I have seen several photos of users who completely scratched up the glass after a SINGLE lens clean, which is alarming. Whether this is an issue with the cloth, (it is reportedly not as soft as the DK1 cloth) or an issue with the lens manufacturing is not completely clear – either way it is a massive oversight by the Oculus team.
The reason this is such a significant issue is because the lenses are impossible to keep clean, unlike the mirrors/internal lenses of an SLR camera, the Oculus lenses are completely exposed and prone to smudges from the forehead, hair and oils released from the face. Many users (like myself) have put the protective plastic adhesives that the unit shipped with back onto the lenses. It sounds completely ridiculous, but such is the situation.

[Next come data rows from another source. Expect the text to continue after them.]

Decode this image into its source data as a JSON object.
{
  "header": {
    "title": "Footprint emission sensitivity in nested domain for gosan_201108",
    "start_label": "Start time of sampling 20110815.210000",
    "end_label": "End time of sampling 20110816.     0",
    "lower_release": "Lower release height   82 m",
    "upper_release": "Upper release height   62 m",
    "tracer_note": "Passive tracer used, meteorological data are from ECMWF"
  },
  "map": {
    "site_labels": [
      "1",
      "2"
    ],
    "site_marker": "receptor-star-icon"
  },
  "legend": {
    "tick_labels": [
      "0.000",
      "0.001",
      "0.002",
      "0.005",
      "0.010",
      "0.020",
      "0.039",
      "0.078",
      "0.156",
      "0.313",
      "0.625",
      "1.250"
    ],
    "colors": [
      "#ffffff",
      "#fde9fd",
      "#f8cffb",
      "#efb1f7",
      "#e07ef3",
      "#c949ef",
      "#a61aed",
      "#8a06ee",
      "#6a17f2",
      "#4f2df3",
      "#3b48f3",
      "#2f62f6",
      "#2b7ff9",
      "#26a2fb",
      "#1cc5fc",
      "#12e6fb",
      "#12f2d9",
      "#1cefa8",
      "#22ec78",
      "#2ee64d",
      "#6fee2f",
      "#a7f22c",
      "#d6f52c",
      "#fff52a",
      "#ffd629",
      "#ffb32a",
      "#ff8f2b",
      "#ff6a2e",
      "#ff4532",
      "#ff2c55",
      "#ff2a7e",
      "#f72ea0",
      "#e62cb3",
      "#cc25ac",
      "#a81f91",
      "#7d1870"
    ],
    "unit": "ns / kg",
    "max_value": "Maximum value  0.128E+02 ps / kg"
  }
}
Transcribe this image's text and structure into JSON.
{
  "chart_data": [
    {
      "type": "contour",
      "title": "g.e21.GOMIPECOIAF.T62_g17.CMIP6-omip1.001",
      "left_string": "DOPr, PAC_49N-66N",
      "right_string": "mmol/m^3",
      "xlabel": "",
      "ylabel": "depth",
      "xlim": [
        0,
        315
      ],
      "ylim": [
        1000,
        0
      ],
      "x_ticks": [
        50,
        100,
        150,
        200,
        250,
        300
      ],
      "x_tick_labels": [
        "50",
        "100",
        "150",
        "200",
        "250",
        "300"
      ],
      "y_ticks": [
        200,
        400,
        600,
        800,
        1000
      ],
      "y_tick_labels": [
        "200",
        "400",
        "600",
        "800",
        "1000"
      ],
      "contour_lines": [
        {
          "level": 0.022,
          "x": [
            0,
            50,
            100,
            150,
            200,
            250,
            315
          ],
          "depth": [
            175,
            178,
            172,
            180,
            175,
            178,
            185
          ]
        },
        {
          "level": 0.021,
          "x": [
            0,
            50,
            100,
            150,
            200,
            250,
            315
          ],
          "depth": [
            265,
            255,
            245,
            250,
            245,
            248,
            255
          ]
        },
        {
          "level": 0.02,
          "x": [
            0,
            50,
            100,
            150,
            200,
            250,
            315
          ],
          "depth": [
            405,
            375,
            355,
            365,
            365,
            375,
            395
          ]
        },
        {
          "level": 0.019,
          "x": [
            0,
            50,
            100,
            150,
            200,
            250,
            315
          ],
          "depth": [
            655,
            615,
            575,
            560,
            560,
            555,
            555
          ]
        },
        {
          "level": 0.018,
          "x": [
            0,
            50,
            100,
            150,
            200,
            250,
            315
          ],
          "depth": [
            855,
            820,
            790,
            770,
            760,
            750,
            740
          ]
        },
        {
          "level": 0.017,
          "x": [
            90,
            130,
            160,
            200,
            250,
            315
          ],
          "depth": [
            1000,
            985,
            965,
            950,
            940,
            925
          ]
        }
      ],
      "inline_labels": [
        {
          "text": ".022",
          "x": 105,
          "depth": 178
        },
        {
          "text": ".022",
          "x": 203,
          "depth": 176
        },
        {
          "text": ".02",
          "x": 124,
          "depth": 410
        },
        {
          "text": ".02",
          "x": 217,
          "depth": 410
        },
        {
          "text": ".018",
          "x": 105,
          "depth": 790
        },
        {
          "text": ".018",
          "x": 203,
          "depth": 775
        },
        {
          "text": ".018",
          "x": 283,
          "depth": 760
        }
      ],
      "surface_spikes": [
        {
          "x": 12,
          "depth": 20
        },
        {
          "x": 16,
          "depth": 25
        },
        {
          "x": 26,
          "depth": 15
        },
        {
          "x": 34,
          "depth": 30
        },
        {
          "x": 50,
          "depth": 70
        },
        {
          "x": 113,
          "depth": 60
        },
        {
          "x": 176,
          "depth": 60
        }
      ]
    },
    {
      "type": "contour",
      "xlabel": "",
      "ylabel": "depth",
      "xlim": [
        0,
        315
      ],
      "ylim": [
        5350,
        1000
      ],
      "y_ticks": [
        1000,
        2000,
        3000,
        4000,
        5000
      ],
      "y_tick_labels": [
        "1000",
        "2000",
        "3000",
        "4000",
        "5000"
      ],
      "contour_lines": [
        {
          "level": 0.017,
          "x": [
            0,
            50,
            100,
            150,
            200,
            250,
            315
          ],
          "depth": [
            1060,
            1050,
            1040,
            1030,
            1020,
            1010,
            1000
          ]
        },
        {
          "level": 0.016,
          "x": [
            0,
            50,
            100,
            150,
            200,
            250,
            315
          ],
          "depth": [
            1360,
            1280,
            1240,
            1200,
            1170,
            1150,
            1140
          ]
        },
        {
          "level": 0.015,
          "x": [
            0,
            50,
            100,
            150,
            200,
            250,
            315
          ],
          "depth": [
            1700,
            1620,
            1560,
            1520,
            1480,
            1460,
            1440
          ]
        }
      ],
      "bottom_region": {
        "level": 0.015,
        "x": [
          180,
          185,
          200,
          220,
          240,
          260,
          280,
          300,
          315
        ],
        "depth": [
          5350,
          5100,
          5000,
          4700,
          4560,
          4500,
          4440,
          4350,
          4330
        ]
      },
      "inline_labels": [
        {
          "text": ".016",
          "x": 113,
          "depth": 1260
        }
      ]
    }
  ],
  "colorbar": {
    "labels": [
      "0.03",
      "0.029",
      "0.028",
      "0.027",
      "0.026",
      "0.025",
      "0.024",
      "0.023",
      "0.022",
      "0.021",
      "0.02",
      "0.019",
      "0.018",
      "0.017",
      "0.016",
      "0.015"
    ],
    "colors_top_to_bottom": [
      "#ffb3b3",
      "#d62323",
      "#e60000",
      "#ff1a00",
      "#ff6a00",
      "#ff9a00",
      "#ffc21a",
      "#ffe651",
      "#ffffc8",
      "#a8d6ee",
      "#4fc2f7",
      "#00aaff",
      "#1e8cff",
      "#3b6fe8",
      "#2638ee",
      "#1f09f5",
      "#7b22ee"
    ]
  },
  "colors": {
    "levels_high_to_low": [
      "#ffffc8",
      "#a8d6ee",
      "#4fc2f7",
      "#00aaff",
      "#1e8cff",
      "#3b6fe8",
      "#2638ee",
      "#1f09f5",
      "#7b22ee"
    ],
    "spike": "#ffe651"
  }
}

I know that this is a development kit and such imperfections are to be expected, but if the lenses can be ruined within days, they won’t be very useful for ‘development’ which is the purpose of the kit. And though this is not a ‘consumer model’ in the sense of mass release, it is still a pricey bit of tech that requires some level of quality. Not everyone is planning to throw away these kits when the consumer models drops.
Some inconsistency in Demo functionality/ head tracking smoothness
Depending on your graphics card, setup, or some unknown conditions, it is not uncommon to have a certain demo work flawlessly one minute, then horribly the next. Sometimes you need to restart the unit or the computer, other times you can’t do much about it. I have had juddering on and off with almost all the 3rd party demo’s I have tried. Ocean Rift and CyberSpace are two such examples.
CyberSpace consistently juddered for me, then eventually it ran smoothly without any noticeable software/hardware changes before skewing up again. I then moved to another computer, the demo in question worked perfectly… twice – it now suffers from the same juddering as the previous computer. There is plenty of tinkering and head scratching to be had, and for this very reason it is a ‘development’ release. Don’t expect a smooth experience. I advise not to buy the unit if you are looking for a consumer model experience, it’s just not that far along (although driver and software updates will undoubtedly come frequently and fix many issues).
With that said, much of the inconsistencies are caused by the software. I have never had any juddering issues with the demos/experiences provided by Oculus (Tuscany, Desktop).
The flaws and imperfections are in many ways part of the excitement, I feel privileged to now own a unit to play with and be inspired by. I already have some ambitious ideas I would like to nut out, Including interfacing with the Kinect Sensor.
There are many heated threads on the Oculus forum about some of the challenges including things I have mentioned above. It’s important to remember that these units really were designed for Developers with the know-how to determine the problems/challenges and help pioneer the technology forward. Like any platform, there’s some great games/experiences and plenty of horrible ones. Best to critique the technology on the great experiences, not the latter.
For now I’m just going to sit back and relax in VR, enjoying the many demo’s which with a bit of tinkering (turning things on and off) work well. Soon I will I will get into gear and start creating some VR experiences to contribute to the community.
All the best, see you in the Matrix!